I wanted to do something big and important. Something enduring and meaningful, like the stuff they make us read in school. People don't always
like
that stuff, but they read it because it's deep and it
matters.
All my life I've read comic books, and they break down into two categories: the ones people take seriously as literature, and the ones that are about superheroes. And you can count the ones that cross into both groups on the fingers of both hands.
But Bendis, you see, Bendis makes even his superhero comics important. He makes Spider-Man seem like a real person with real problems. And he makes the cops in
Powers
so interesting and so authentic that you forget that they live in a world where superheroes exist. It's like these stories
matter,
but no one takes them as seriously as they should because they have people who can fly or shoot lasers out of their eyes or whatever.
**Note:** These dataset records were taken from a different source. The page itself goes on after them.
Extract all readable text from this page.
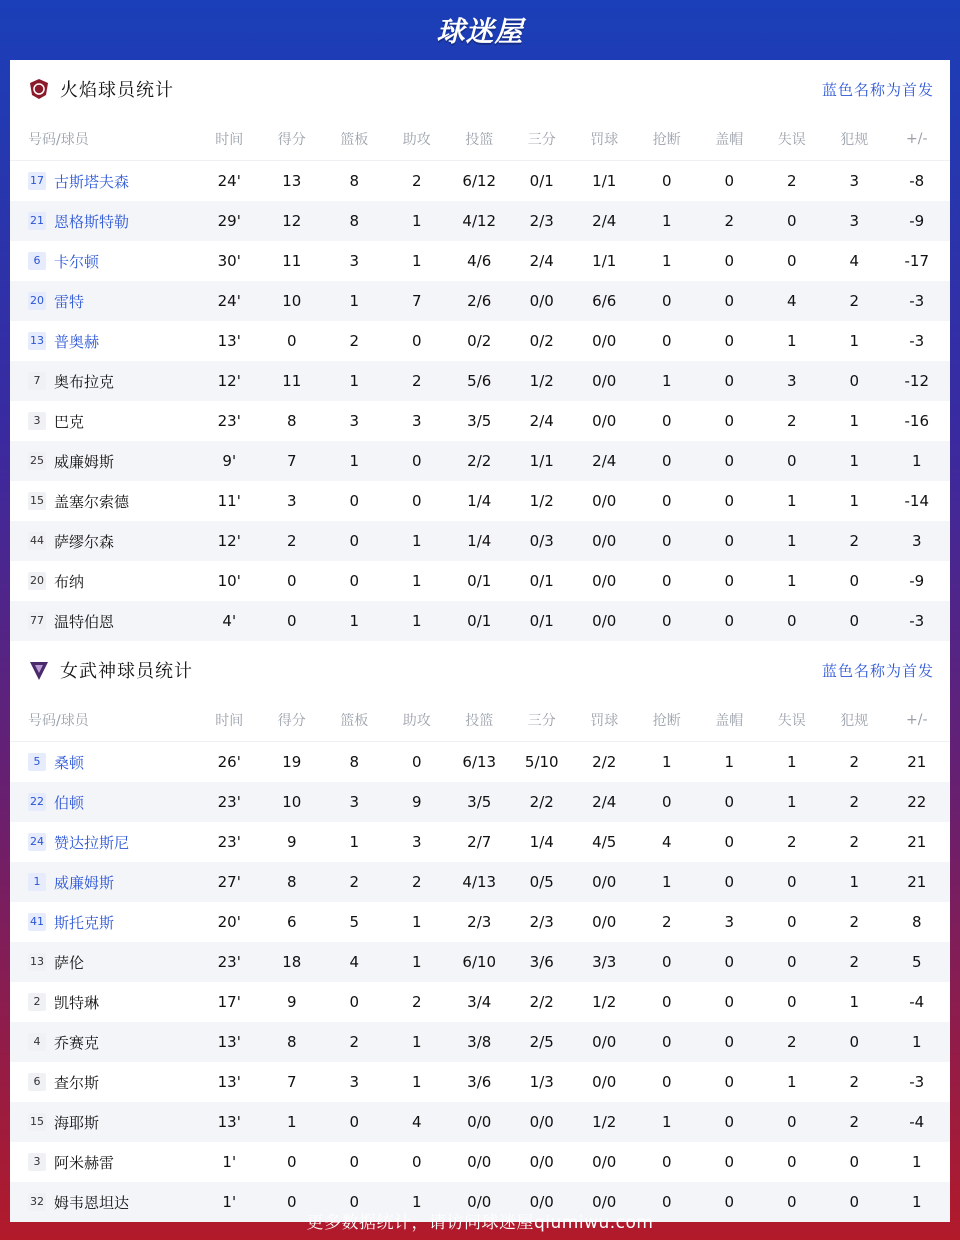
球迷屋
火焰球员统计	蓝色名称为首发
号码/球员	时间	得分	篮板	助攻	投篮	三分	罚球	抢断	盖帽	失误	犯规	+/-
17 古斯塔夫森	24'	13	8	2	6/12	0/1	1/1	0	0	2	3	-8
21 恩格斯特勒	29'	12	8	1	4/12	2/3	2/4	1	2	0	3	-9
6 卡尔顿	30'	11	3	1	4/6	2/4	1/1	1	0	0	4	-17
20 雷特	24'	10	1	7	2/6	0/0	6/6	0	0	4	2	-3
13 普奥赫	13'	0	2	0	0/2	0/2	0/0	0	0	1	1	-3
7 奥布拉克	12'	11	1	2	5/6	1/2	0/0	1	0	3	0	-12
3 巴克	23'	8	3	3	3/5	2/4	0/0	0	0	2	1	-16
25 威廉姆斯	9'	7	1	0	2/2	1/1	2/4	0	0	0	1	1
15 盖塞尔索德	11'	3	0	0	1/4	1/2	0/0	0	0	1	1	-14
44 萨缪尔森	12'	2	0	1	1/4	0/3	0/0	0	0	1	2	3
20 布纳	10'	0	0	1	0/1	0/1	0/0	0	0	1	0	-9
77 温特伯恩	4'	0	1	1	0/1	0/1	0/0	0	0	0	0	-3
女武神球员统计	蓝色名称为首发
号码/球员	时间	得分	篮板	助攻	投篮	三分	罚球	抢断	盖帽	失误	犯规	+/-
5 桑顿	26'	19	8	0	6/13	5/10	2/2	1	1	1	2	21
22 伯顿	23'	10	3	9	3/5	2/2	2/4	0	0	1	2	22
24 赞达拉斯尼	23'	9	1	3	2/7	1/4	4/5	4	0	2	2	21
1 威廉姆斯	27'	8	2	2	4/13	0/5	0/0	1	0	0	1	21
41 斯托克斯	20'	6	5	1	2/3	2/3	0/0	2	3	0	2	8
13 萨伦	23'	18	4	1	6/10	3/6	3/3	0	0	0	2	5
2 凯特琳	17'	9	0	2	3/4	2/2	1/2	0	0	0	1	-4
4 乔赛克	13'	8	2	1	3/8	2/5	0/0	0	0	2	0	1
6 查尔斯	13'	7	3	1	3/6	1/3	0/0	0	0	1	2	-3
15 海耶斯	13'	1	0	4	0/0	0/0	1/2	1	0	0	2	-4
3 阿米赫雷	1'	0	0	0	0/0	0/0	0/0	0	0	0	0	1
32 姆韦恩坦达	1'	0	0	1	0/0	0/0	0/0	0	0	0	0	1
更多数据统计，请访问球迷屋qiumiwu.com
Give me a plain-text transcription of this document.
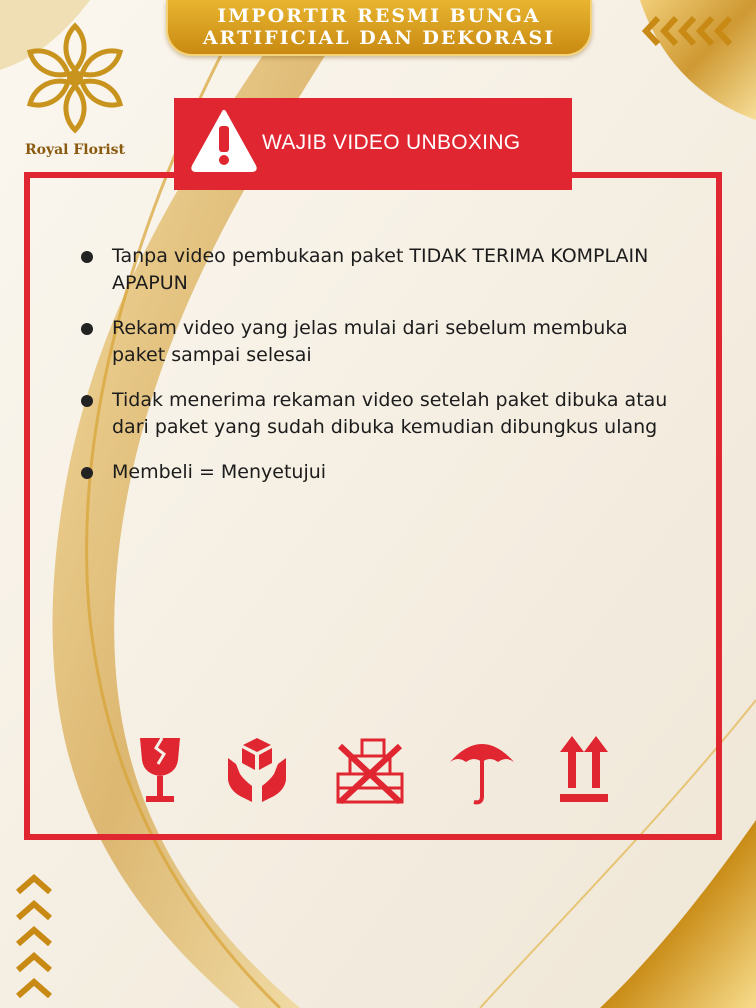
IMPORTIR RESMI BUNGA
ARTIFICIAL DAN DEKORASI
Royal Florist	WAJIB VIDEO UNBOXING
Tanpa video pembukaan paket TIDAK TERIMA KOMPLAIN APAPUN
Rekam video yang jelas mulai dari sebelum membuka paket sampai selesai
Tidak menerima rekaman video setelah paket dibuka atau dari paket yang sudah dibuka kemudian dibungkus ulang
Membeli = Menyetujui
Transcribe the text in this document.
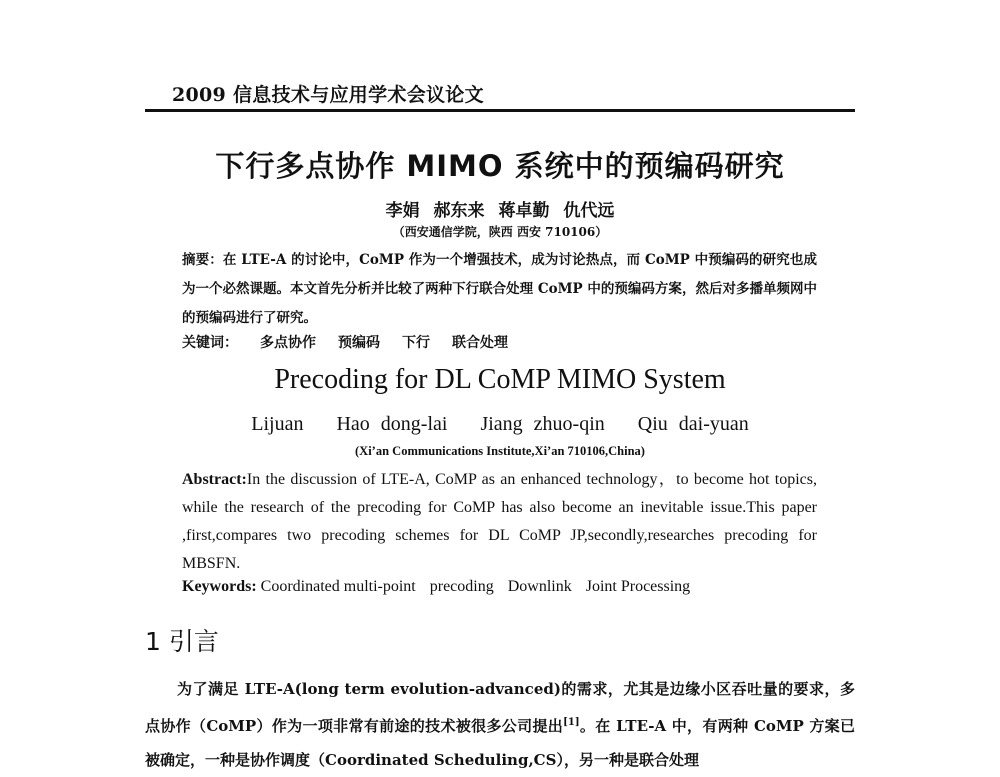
2009 信息技术与应用学术会议论文
下行多点协作 MIMO 系统中的预编码研究
李娟 郝东来 蒋卓勤 仇代远
（西安通信学院，陕西 西安 710106）
摘要：在 LTE-A 的讨论中，CoMP 作为一个增强技术，成为讨论热点，而 CoMP 中预编码的研究也成为一个必然课题。本文首先分析并比较了两种下行联合处理 CoMP 中的预编码方案，然后对多播单频网中的预编码进行了研究。
关键词： 多点协作 预编码 下行 联合处理
Precoding for DL CoMP MIMO System
Lijuan   Hao dong-lai   Jiang zhuo-qin   Qiu dai-yuan
(Xi’an Communications Institute,Xi’an 710106,China)
Abstract:In the discussion of LTE-A, CoMP as an enhanced technology，to become hot topics, while the research of the precoding for CoMP has also become an inevitable issue.This paper ,first,compares two precoding schemes for DL CoMP JP,secondly,researches precoding for MBSFN.
Keywords: Coordinated multi-point precoding Downlink Joint Processing
1 引言
为了满足 LTE-A(long term evolution-advanced)的需求，尤其是边缘小区吞吐量的要求，多点协作（CoMP）作为一项非常有前途的技术被很多公司提出[1]。在 LTE-A 中，有两种 CoMP 方案已被确定，一种是协作调度（Coordinated Scheduling,CS），另一种是联合处理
I want to bridge that gap. Yeah, for a long time I wanted to draw comics and I'm a decent artist, I guess, but then I started to think about how to do something big. Like I said, something enduring.
So there's
Schemata.
I don't know how long it'll be when it's finished. Craig Thompson's
Blankets
(Kyra read it and loved it) was 600 pages when it was published.
From Hell
was even longer. Jeff Smith did 1,300 pages of
Bone
and Dave Sim spent 30 years of his life on
Cerebus,
but my dad says that Sim lost his mind halfway through, so it wasn't worth it.
I don't know if
Schemata
will get into any of that territory. It's more than a hundred pages right now, and I'm still going. I'll keep going until it's done.
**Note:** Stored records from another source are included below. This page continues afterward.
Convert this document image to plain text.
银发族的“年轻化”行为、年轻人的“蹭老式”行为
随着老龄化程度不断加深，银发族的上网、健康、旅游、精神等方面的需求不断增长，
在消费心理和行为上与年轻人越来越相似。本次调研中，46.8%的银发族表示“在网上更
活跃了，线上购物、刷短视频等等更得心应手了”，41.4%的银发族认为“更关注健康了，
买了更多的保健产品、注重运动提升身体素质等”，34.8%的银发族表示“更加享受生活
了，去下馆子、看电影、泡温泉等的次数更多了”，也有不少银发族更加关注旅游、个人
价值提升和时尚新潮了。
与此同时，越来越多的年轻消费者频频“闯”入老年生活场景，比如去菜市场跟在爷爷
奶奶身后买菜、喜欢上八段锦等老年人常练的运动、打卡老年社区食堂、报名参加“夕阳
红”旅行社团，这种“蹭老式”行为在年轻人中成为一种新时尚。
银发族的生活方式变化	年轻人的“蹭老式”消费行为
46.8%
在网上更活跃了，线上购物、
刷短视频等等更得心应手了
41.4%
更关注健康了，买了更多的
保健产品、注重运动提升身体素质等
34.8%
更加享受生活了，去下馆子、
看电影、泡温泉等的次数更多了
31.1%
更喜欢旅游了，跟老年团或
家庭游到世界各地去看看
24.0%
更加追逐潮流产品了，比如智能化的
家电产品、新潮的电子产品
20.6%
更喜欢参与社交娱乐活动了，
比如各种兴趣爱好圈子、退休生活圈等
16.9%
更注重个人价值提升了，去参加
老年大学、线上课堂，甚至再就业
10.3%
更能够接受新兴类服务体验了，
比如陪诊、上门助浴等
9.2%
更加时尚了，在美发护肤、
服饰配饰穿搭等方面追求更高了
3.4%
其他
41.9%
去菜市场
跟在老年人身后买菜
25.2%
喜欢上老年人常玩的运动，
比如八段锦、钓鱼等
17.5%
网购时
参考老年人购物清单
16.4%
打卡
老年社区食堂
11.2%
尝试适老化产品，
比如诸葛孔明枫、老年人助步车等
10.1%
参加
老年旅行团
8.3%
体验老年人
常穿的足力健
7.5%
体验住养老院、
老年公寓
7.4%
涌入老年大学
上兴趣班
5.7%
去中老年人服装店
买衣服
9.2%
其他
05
It's not about a superhero. It's about a woman who has a super-power, but she doesn't wear a costume or fight crime or anything like that. Because this is a serious story and I want people to take it seriously.
The main character's name is Courteney Abbott Pierce DelVecchio. She's a teacher in an inner-city school. I did all kinds of research. I even called the city school board and emailed the guy who does the education reporting on the Channel 5 news. I asked my dad to drive me downtown once and I took pictures of everything for reference.
So Courteney has a husband and a daughter and a class of really messed-up kids. She also has a super-power: She can take people's fears, dreams, thoughts, and desires, and turn them into three-dimensional images that she can see. So she can literally grab your nightmares and walk through them. She can walk in your shoes. Feel your fears. Live your dreams.
But like I said, she doesn't put on a costume and become Dream Lass or anything. The story is titled
Schemata,
right? And if
you
could do what Courteney can, you wouldn't go out and beat up muggers, would you?
But how
would
it affect your life? What
would
you do?
So Courteney starts using her powers to look into the minds of her students. To try to help them. It's a nightmarish quest, in a way, a journey through the very worst of a child's terrors.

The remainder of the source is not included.